The section discusses the improvement of parameter efficiency in a tool called ToolLLaMA, which is developed by fine-tuning all the parameters of LLaMA. In order to further enhance the parameter efficiency, the researchers apply a representative parameter-efficient tuning method and analyze its impact on performance. The results presented in a table demonstrate that this approach leads to improved parameter efficiency, but at the cost of performance. The researchers suggest that future efforts should focus on developing more advanced techniques that can achieve parameter efficiency without compromising performance.


RELATED WORK


This section of the research paper discusses the related work in three areas: tool learning, instruction tuning and data augmentation, and prompting LLMs for decision making.

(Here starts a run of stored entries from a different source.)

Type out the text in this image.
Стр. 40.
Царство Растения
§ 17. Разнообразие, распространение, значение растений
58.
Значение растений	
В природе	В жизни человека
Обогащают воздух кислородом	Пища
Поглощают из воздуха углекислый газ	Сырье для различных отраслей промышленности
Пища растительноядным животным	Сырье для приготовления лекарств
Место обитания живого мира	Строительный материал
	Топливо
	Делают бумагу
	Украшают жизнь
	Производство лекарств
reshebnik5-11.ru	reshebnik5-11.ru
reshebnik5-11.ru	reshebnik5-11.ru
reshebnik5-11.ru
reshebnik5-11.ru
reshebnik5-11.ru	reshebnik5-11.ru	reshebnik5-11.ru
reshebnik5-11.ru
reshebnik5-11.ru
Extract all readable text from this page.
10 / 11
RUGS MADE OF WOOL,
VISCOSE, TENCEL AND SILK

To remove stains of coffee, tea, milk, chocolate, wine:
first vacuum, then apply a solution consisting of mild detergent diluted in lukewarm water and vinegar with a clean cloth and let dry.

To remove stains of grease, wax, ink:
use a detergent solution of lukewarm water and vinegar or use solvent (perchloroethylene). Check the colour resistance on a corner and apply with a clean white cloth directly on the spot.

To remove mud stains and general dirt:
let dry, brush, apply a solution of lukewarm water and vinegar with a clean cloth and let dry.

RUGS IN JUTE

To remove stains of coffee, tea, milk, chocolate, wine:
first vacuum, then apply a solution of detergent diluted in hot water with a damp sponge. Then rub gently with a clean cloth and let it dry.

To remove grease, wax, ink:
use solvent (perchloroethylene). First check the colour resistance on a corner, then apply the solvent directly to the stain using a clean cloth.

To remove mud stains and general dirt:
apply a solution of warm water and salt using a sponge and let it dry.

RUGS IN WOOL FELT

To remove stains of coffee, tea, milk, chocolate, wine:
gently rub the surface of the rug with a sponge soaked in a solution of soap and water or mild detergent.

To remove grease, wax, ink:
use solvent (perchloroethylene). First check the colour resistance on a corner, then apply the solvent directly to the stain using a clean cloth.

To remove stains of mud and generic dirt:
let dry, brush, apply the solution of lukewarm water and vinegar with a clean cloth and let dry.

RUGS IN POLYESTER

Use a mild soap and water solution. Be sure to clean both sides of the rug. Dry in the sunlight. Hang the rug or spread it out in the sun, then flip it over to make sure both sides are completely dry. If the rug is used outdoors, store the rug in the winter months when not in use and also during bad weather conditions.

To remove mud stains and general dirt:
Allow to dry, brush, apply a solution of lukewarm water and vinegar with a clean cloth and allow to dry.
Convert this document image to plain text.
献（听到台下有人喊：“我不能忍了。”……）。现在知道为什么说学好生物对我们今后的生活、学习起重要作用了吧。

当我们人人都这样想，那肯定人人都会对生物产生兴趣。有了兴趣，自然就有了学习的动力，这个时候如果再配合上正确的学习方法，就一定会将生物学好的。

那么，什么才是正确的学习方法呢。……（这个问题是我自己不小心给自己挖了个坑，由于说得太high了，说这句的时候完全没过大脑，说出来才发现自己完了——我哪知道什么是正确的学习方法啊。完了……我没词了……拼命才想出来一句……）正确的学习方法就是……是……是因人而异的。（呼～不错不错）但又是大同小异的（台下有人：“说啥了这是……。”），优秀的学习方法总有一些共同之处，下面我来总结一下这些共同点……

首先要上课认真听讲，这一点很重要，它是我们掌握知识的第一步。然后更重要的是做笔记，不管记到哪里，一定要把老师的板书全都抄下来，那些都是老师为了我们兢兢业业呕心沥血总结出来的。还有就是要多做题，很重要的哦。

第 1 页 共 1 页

In terms of tool learning, open-source LLMs are not as proficient as state-of-the-art (SOTA) LLMs in using tools, and the mechanism by which SOTA LLMs acquire tool-use ability is not well understood. The paper aims to bridge this gap. Instruction tuning improves LLMs' understanding of human instructions and generating appropriate responses. Self-instruct proposes generating high-quality instruction tuning data from SOTA LLMs, but tool learning is more challenging due to the diversity of APIs and complexity of multi-tool instructions. Existing tool-learning datasets and methods are still in their early stages and do not effectively address real human needs. The ToolBench developed in this research aims to address these limitations. Prompting LLMs involves decomposing high-level tasks into sub-tasks and generating grounded plans. ReACT integrates reasoning with acting, but lacks a mechanism for decision retraction, leading to a cascade of errors. Reflexion addresses this issue by asking LLMs to reflect on previous failures, but DFSDT extends this approach by allowing LLMs to assess different reasoning paths and select the most promising one. DFSDT targets general decision-making problems with infinite decision spaces, unlike tree-of-thought (ToT) reasoning, which is designed for simpler tasks. The paper's method is designed for diverse decision-making tasks, while ToT is tailored specifically for its selected task set.


CONCLUSION


In this research paper, the authors introduce a method to elicit tool-use capabilities within language model learners (LLMs). They present a dataset called ToolBench, which includes over 16,000 real-world APIs and various use-case scenarios for single-tool and multi-tool tasks. The construction of ToolBench is done using ChatGPT and requires minimal human supervision. The authors also propose a method called DFSDT to enhance the planning and reasoning ability of LLMs, enabling them to navigate reasoning paths strategically. To evaluate tool learning efficiently, they develop an automatic evaluator called ToolEval.

By fine-tuning LLaMA on ToolBench, the authors obtain a model called ToolLLaMA that performs on par with ChatGPT and demonstrates remarkable generalization ability to unseen APIs. They also develop a neural API retriever that recommends relevant APIs for each instruction, which can be integrated with ToolLLaMA as a more automated tool-use pipeline.